Eric slipped away from the king’s side the moment the hut had come into view. His eyes were sharp and he could make out the silhouette of the queen bound to a post off to the side of the clearing. It was to her side that he now raced. As the first clashes of battle rang out through the night, he had cut through her bonds.
“Eric,” Queen Arabella said in relief.
“Save your child,” he told her. “I must help the king.”
She didn’t hesitate. She ran as fast as she could to where her child lay screaming.
“Mom-my!” she hiccup.
“Come on, my dear one. Daddy has come to save us.” She scooped her child up in her arms and made a mad dash for the safety of the trees.

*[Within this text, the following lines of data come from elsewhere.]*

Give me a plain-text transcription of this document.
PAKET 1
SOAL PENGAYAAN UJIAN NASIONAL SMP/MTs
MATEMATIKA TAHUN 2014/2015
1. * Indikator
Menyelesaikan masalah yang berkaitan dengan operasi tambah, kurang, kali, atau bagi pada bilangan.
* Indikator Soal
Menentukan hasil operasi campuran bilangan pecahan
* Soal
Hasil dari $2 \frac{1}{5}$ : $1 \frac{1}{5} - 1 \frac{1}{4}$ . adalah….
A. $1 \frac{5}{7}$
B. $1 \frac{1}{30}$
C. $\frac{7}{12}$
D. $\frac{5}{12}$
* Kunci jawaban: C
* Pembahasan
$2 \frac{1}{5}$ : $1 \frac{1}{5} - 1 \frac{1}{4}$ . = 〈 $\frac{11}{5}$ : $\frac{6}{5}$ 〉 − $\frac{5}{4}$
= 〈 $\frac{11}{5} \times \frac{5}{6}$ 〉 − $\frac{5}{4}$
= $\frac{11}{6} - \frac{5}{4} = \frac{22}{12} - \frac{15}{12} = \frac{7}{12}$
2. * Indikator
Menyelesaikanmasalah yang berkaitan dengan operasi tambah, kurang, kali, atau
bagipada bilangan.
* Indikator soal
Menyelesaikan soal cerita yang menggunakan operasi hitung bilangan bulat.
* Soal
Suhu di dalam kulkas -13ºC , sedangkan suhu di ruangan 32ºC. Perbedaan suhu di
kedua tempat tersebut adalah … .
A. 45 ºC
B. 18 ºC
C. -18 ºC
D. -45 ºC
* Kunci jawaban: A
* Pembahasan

Eric, meanwhile, found himself a stroke of luck. He was directly behind Rumpelstiltskin whose attention was fully on the king and the royal army. Using all his skills as a woodsman, he snuck up completely unnoticed until he stood only a few feet from the horrible man. With all the strength he could muster, he plunged his hunting knife deep into the evil man’s exposed, unguarded back.
Rumpelstiltskin roared, flailed his arms, and flung his attacker back.
That was all the distraction King Lancer needed. He drove his sword forward, burying it up to the hilt through Rumpelstiltskin’s heart.
In a final act of defiance, Rumpelstiltskin tore himself in two, causing his own end.
“Arabella! Aaleyah!” King Lancer cried worriedly.
“We’re here!” the queen called. She ran into her husband’s outstretched arms and let him kiss her deeply.
“I’m so glad you’re both safe,” he said stepping back to place a kiss on his daughter’s forehead.
“We almost weren’t.”
“It’s all thanks to Eric. That boy’s a hero twice over. He’s done so much for us.”
Queen Arabella looked around at the carnage, tears in her eyes. “How horrible. So many deaths.”
“Where is he?” Aaleyah asked suddenly.
“He? Who?” King Lancer asked kneeling down to look his daughter in the eye.
“The boy with the green eyes.”
Sure enough, upon looking around more closely, Eric was nowhere to be seen.
“Oh, Lancer, you don’t think...?”
“He can’t be dead,” King Lancer said sternly.
They found him lying unconscious against a tree.
“Eric? Wake up child,” Queen Arabella said softly.
Slowly, he opened his eyes. He looked at the king, and then the queen. “Did we win?” he asked groggily.
Princess Aaleyah threw her arms around his waist. “You’re okay!” she said happily.
The king laughed. “Yes, we won. It’s all thanks to you.”
Eric smiled at them, and then at the young princess still wrapped around him.
The kingdom was saved from a terrible curse that spanned across generations. With the cycle broken, Douran finally had true peace.
Eric was made a hero and when they grew up, he and Princess Aaleyah were married. King Lancer and Queen Arabella were the greatest rulers Douran had ever seen.
And they all lived happily ever after.